Le jeu dangereux du chroniqueur rémunéré
Personnellement, je n’avais pas noté que Ségolène Royal avait un contrat rémunéré avec BFM TV pour ses interventions sur cette chaîne. En fouillant dans les sources, j’ai seulement retrouvé une offre de service que Ségolène Royal avait faite en 2017 à l’ensemble des chaînes. Il semble qu’elle ait ensuite engrangé quelques contrats, dont un avec LCI, sur lequel peu d’informations circulent (et qui n’est pas donc pas confirmé).
C’est à l’occasion de sa polémique avec BFM TV que l’on découvre que notre ancienne candidate à la présidentielle avait très vraisemblablement un contrat avec la chaîne de Patrick Drahi. La plus grande opacité règne sur les arcanes juridiques de cette affaire, mais on note le terme technique employé par le directeur de la chaîne, Marc-Olivier Fogiel, pour justifier la rupture unilatérale du contrat : “le lien de confiance est rompu“.
Cette phrase sent bon le droit du travail. On reprendra ici l’ensemble des propos de Fogiel :
Elle s’était engagée à revenir et elle ne l’a pas fait. Elle l’a fait sur une chaîne concurrente LCI. Elle a planté le rendez-vous dans lequel elle était supposée venir s’expliquer. Nous avons décidé, et j’estime, que le lien de confiance avec Ségolène Royal était rompu.

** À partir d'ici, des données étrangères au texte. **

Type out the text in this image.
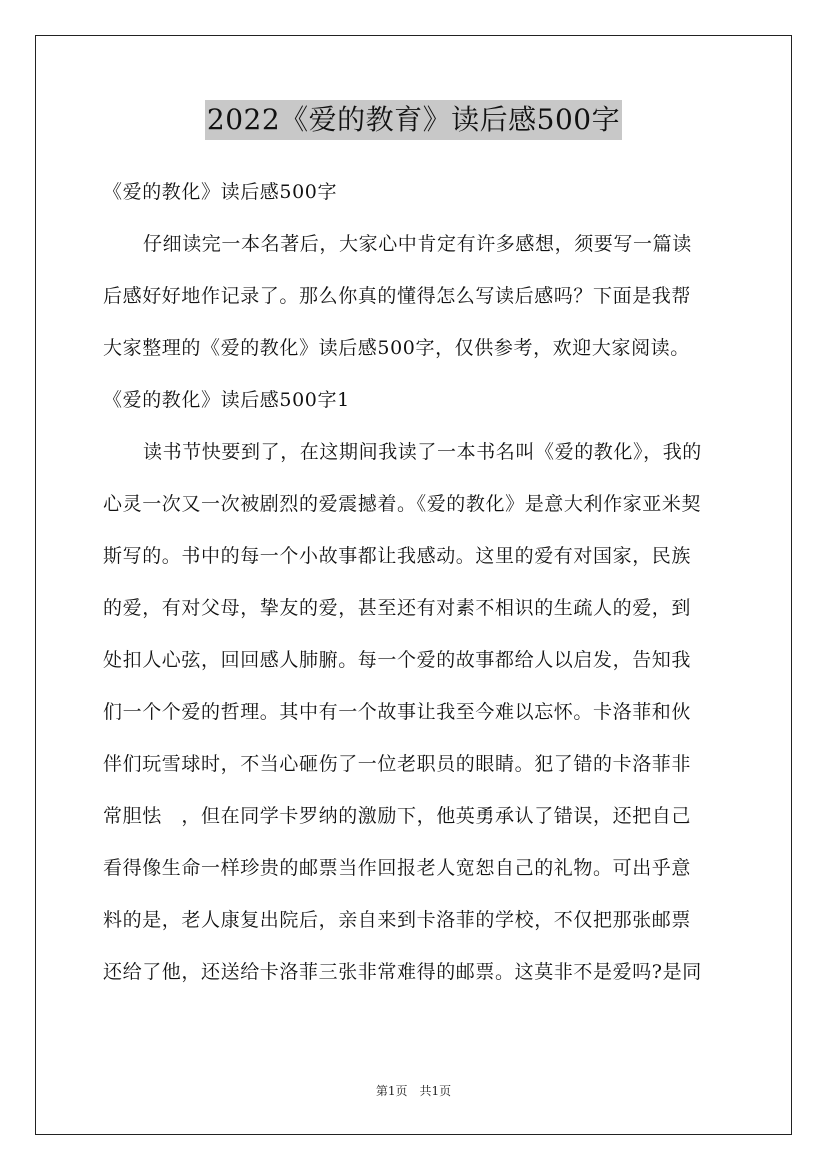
2022《爱的教育》读后感500字
《爱的教化》读后感500字
仔细读完一本名著后，大家心中肯定有许多感想，须要写一篇读
后感好好地作记录了。那么你真的懂得怎么写读后感吗？下面是我帮
大家整理的《爱的教化》读后感500字，仅供参考，欢迎大家阅读。
《爱的教化》读后感500字1
读书节快要到了，在这期间我读了一本书名叫《爱的教化》，我的
心灵一次又一次被剧烈的爱震撼着。《爱的教化》是意大利作家亚米契
斯写的。书中的每一个小故事都让我感动。这里的爱有对国家，民族
的爱，有对父母，挚友的爱，甚至还有对素不相识的生疏人的爱，到
处扣人心弦，回回感人肺腑。每一个爱的故事都给人以启发，告知我
们一个个爱的哲理。其中有一个故事让我至今难以忘怀。卡洛菲和伙
伴们玩雪球时，不当心砸伤了一位老职员的眼睛。犯了错的卡洛菲非
常胆怯　，但在同学卡罗纳的激励下，他英勇承认了错误，还把自己
看得像生命一样珍贵的邮票当作回报老人宽恕自己的礼物。可出乎意
料的是，老人康复出院后，亲自来到卡洛菲的学校，不仅把那张邮票
还给了他，还送给卡洛菲三张非常难得的邮票。这莫非不是爱吗?是同
第1页 共1页
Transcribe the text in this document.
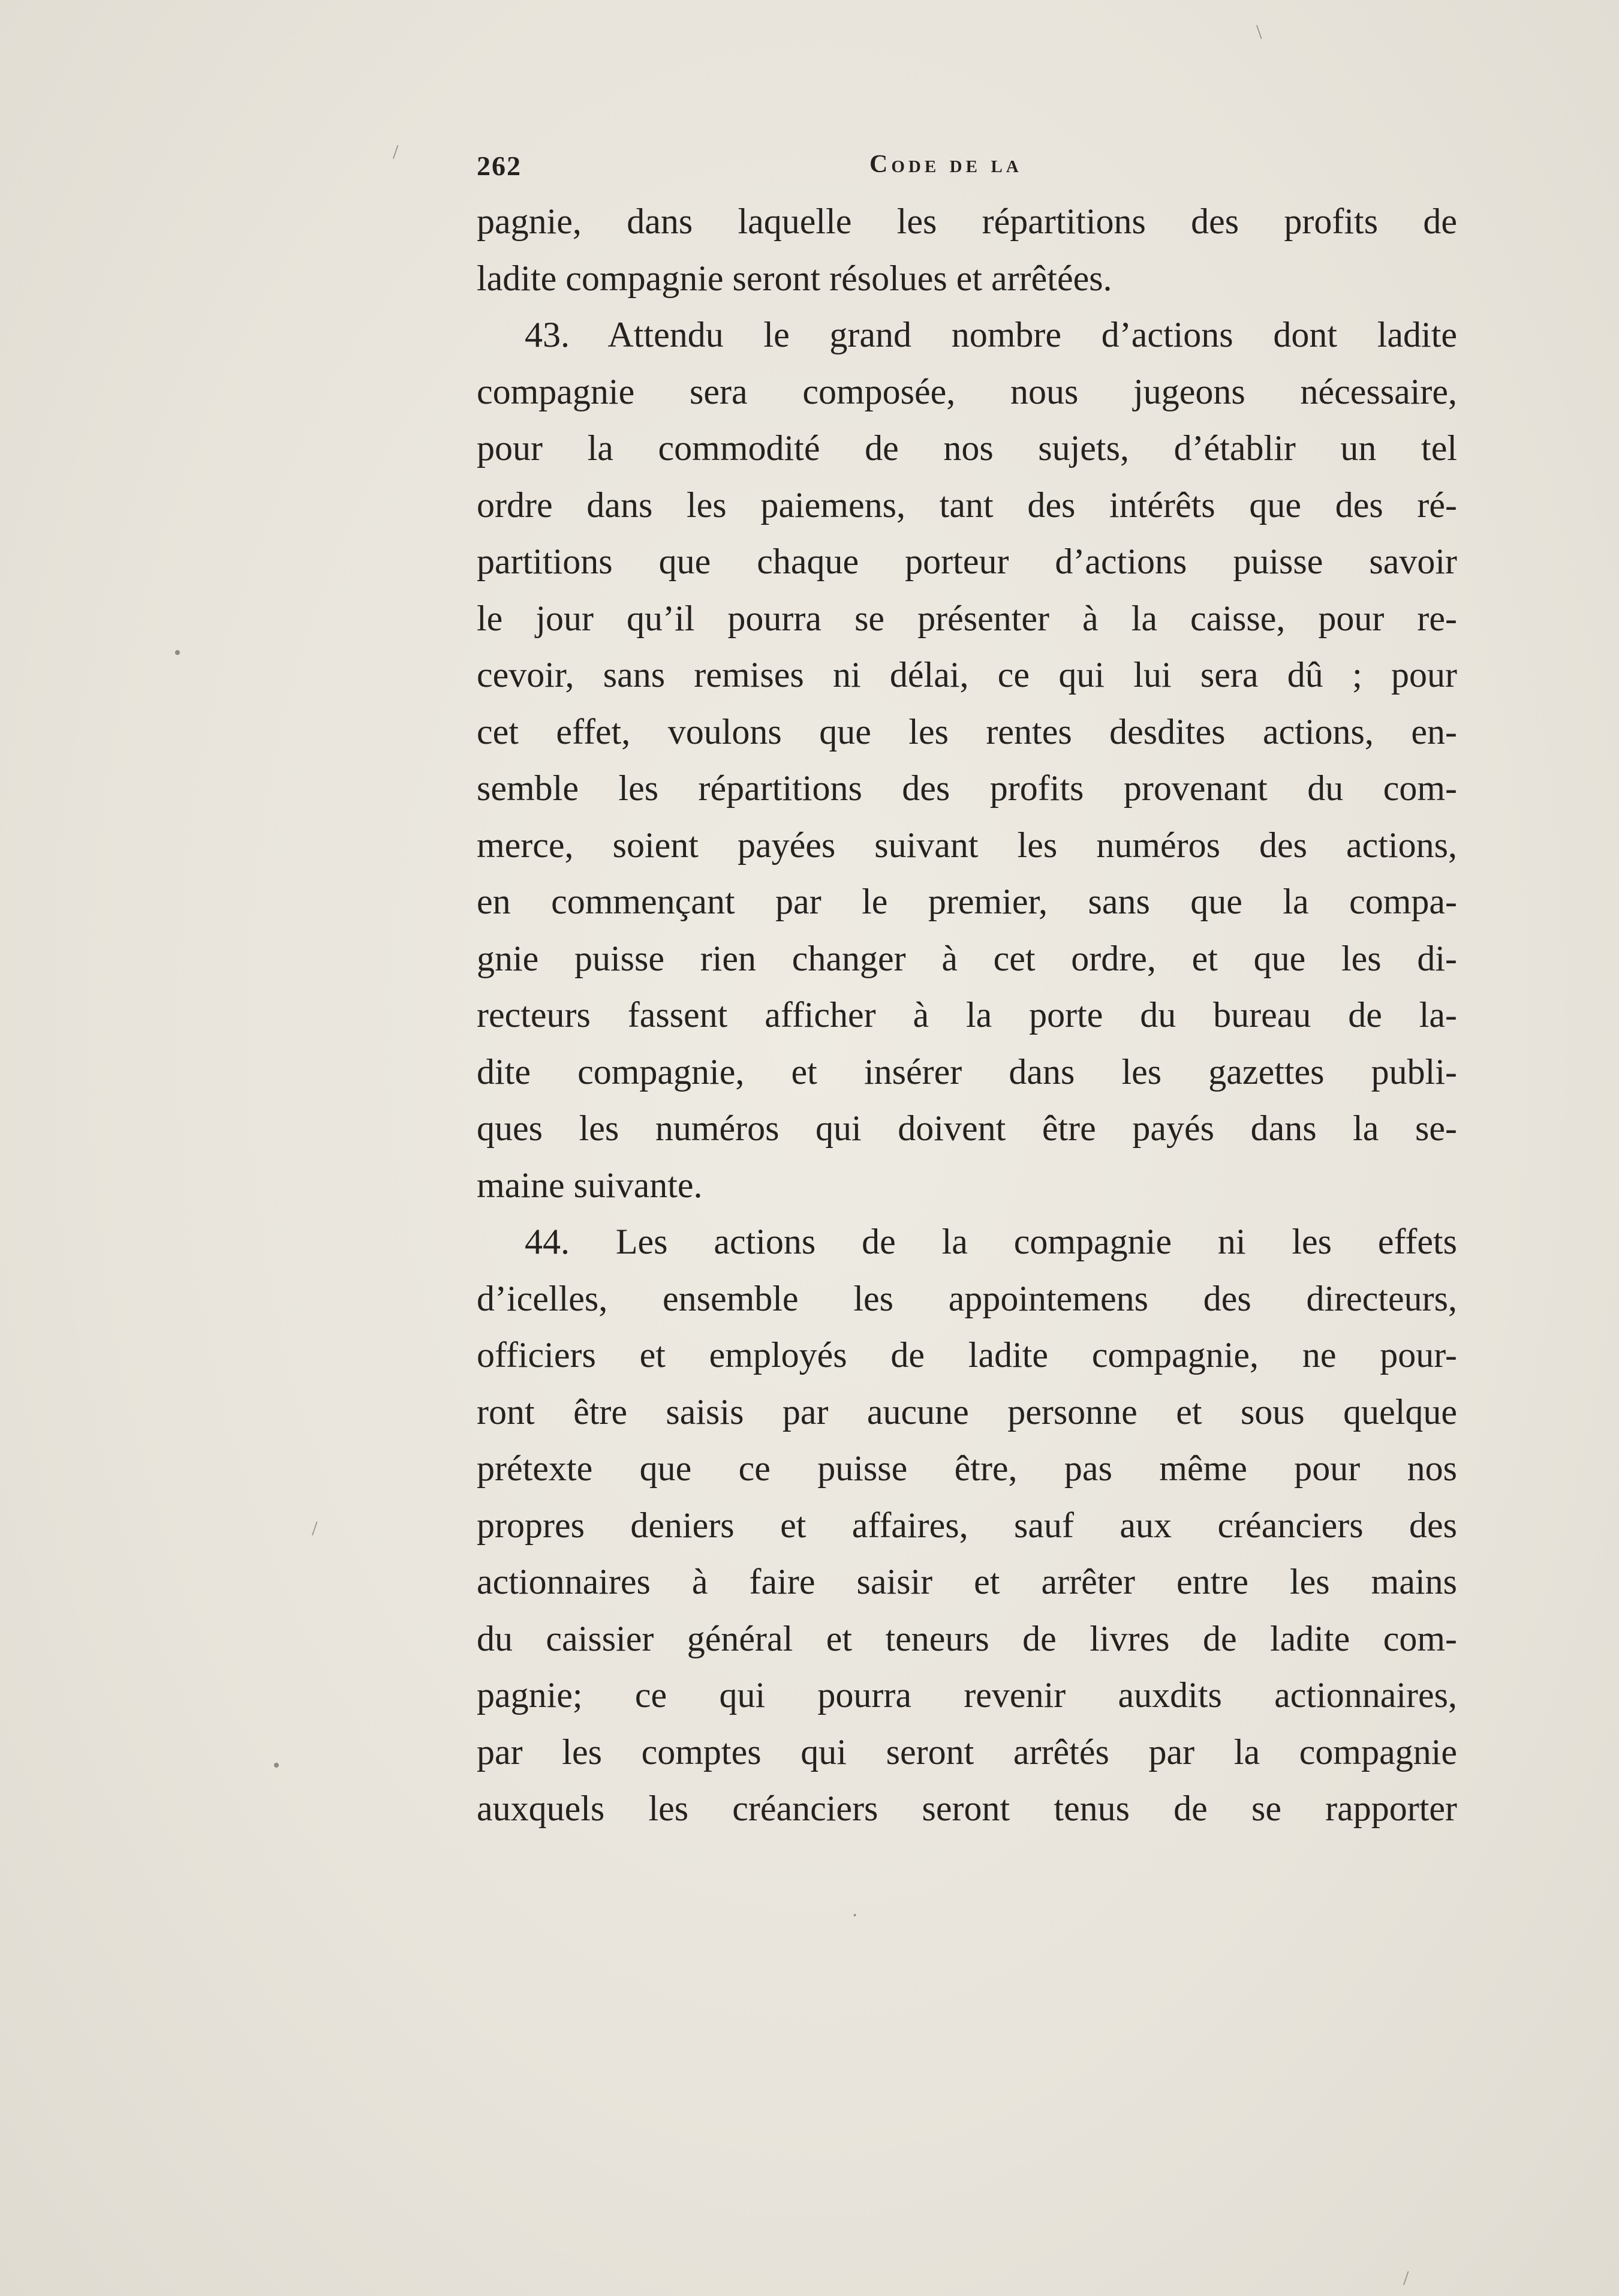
262	Code de la
pagnie, dans laquelle les répartitions des profits de
ladite compagnie seront résolues et arrêtées.
43. Attendu le grand nombre d’actions dont ladite
compagnie sera composée, nous jugeons nécessaire,
pour la commodité de nos sujets, d’établir un tel
ordre dans les paiemens, tant des intérêts que des ré-
partitions que chaque porteur d’actions puisse savoir
le jour qu’il pourra se présenter à la caisse, pour re-
cevoir, sans remises ni délai, ce qui lui sera dû ; pour
cet effet, voulons que les rentes desdites actions, en-
semble les répartitions des profits provenant du com-
merce, soient payées suivant les numéros des actions,
en commençant par le premier, sans que la compa-
gnie puisse rien changer à cet ordre, et que les di-
recteurs fassent afficher à la porte du bureau de la-
dite compagnie, et insérer dans les gazettes publi-
ques les numéros qui doivent être payés dans la se-
maine suivante.
44. Les actions de la compagnie ni les effets
d’icelles, ensemble les appointemens des directeurs,
officiers et employés de ladite compagnie, ne pour-
ront être saisis par aucune personne et sous quelque
prétexte que ce puisse être, pas même pour nos
propres deniers et affaires, sauf aux créanciers des
actionnaires à faire saisir et arrêter entre les mains
du caissier général et teneurs de livres de ladite com-
pagnie; ce qui pourra revenir auxdits actionnaires,
par les comptes qui seront arrêtés par la compagnie
auxquels les créanciers seront tenus de se rapporter
/
\
•
•
/
/
·
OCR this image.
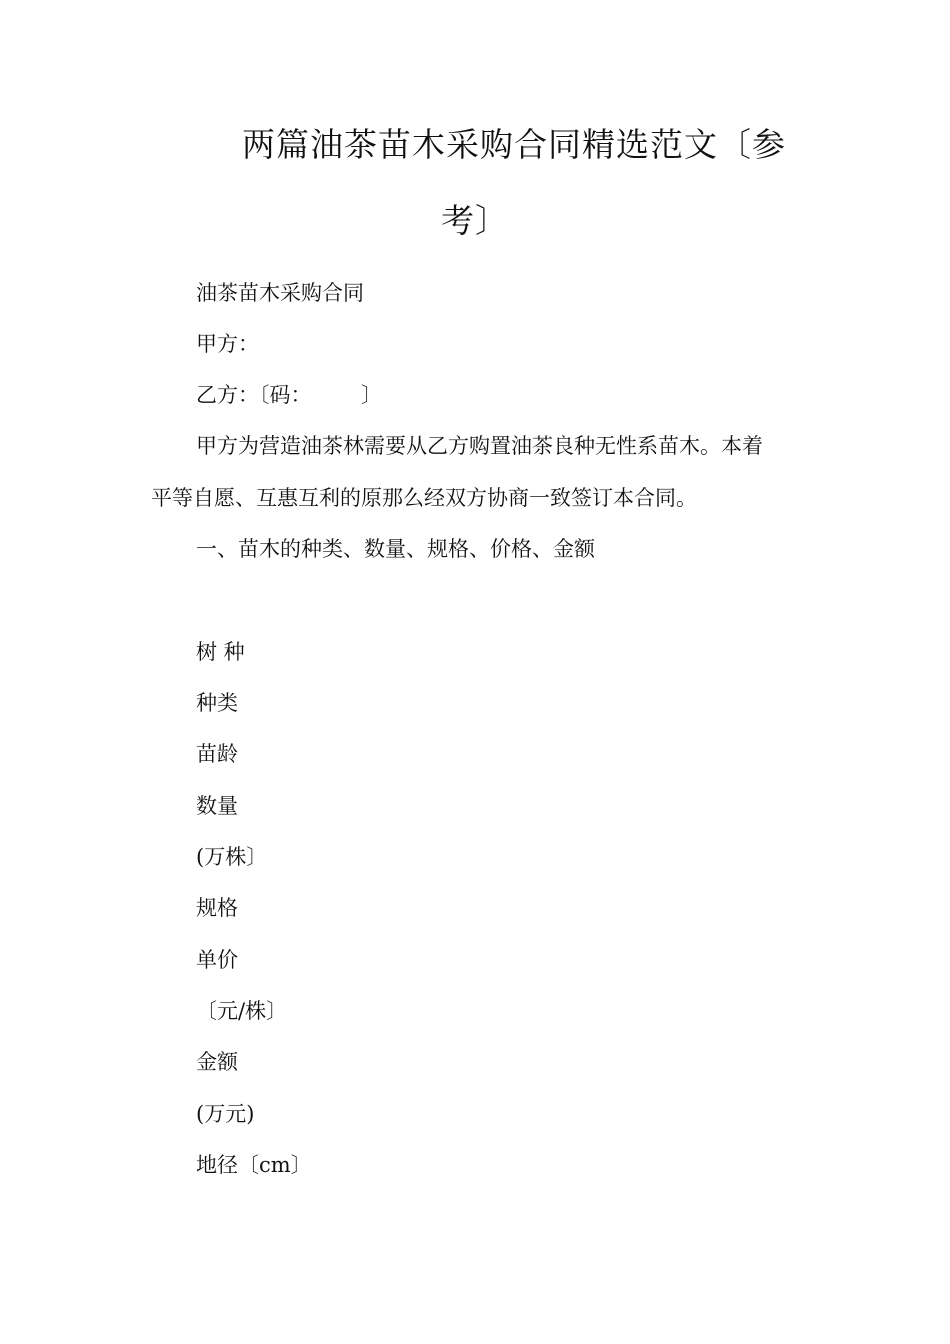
两篇油茶苗木采购合同精选范文〔参
考〕
油茶苗木采购合同
甲方：
乙方：〔码： 〕
甲方为营造油茶林需要从乙方购置油茶良种无性系苗木。本着
平等自愿、互惠互利的原那么经双方协商一致签订本合同。
一、苗木的种类、数量、规格、价格、金额
树 种
种类
苗龄
数量
(万株〕
规格
单价
〔元/株〕
金额
(万元)
地径〔cm〕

La rupture du lien de confiance… Une expression curieusement très canadienne, puisque, en France, on préfère parler de perte de confiance.
La véritable information de cette affaire tient donc au lien d’argent qui a probablement existé entre BFM TV et Ségolène Royal. Celle-ci était payée pour “chroniquer” sur la chaîne. Et, comme on le voit, ce statut est créateur d’obligations…
Même quand on s’appelle Ségolène Royal, on se doit de respecter son contrat. Et lorsque ce contrat porte sur du contenu éditorial, même Ségolène Royal doit accepter de livrer à BFM TV une soupe qui n’est pas libre. Elle doit porter la parole que ses maîtres lui achètent.
S’agissant d’une chaîne très dépendante des marchés financiers aux ordres du Deep State américain, on comprend que certains mots, certaines expressions, soient sévèrement bannis des interventions livrées par les chroniqueurs sur la chaîne qui paie. C’était évidemment le cas de tout ce qui touche à l’Ukraine, objet d’une propagande intensive de la part de la CIA et de ses obligés.
Ségolène Royal en a fait les frais.
Comment le Deep State asservit la presse
Le cas Royal complète parfaitement ce que nous avons mis en évidence sur la conférence de presse clandestine tenue par Emmanuel Macron auprès de l’association de la presse présidentielle. Il existe deux méthodes majeures pour transformer la presse prétendument libre et sérieuse en organismes de propagande purs et durs.
La première méthode consiste à ne parler qu’aux “journalistes alliés”, à qui l’on donne des informations confidentielles pourvu qu’ils fassent allégeance. Cette méthode fonctionne parfaitement, et permet de neutraliser toute critique sérieuse de la part des journalistes en charge des dossiers les plus sensibles.
La deuxième méthode consiste à “acheter” les voies les plus rebelles en leur proposant de juteux contrats de chroniqueurs. Si l’on juge par le rétropédalage que Ségolène Royal a entamé sur l’affaire ukrainienne, on peut même imaginer que la soupe est bonne…
Pour l’auditeur moyen, tout cela est évidemment invisible. Mais l’effet est destructeur : un citoyen lambda bien décidé à ne pas s’informer et à vivre dans le bien-être peut tout à fait vivre dans la matrice médiatique sans ne jamais se poser de question.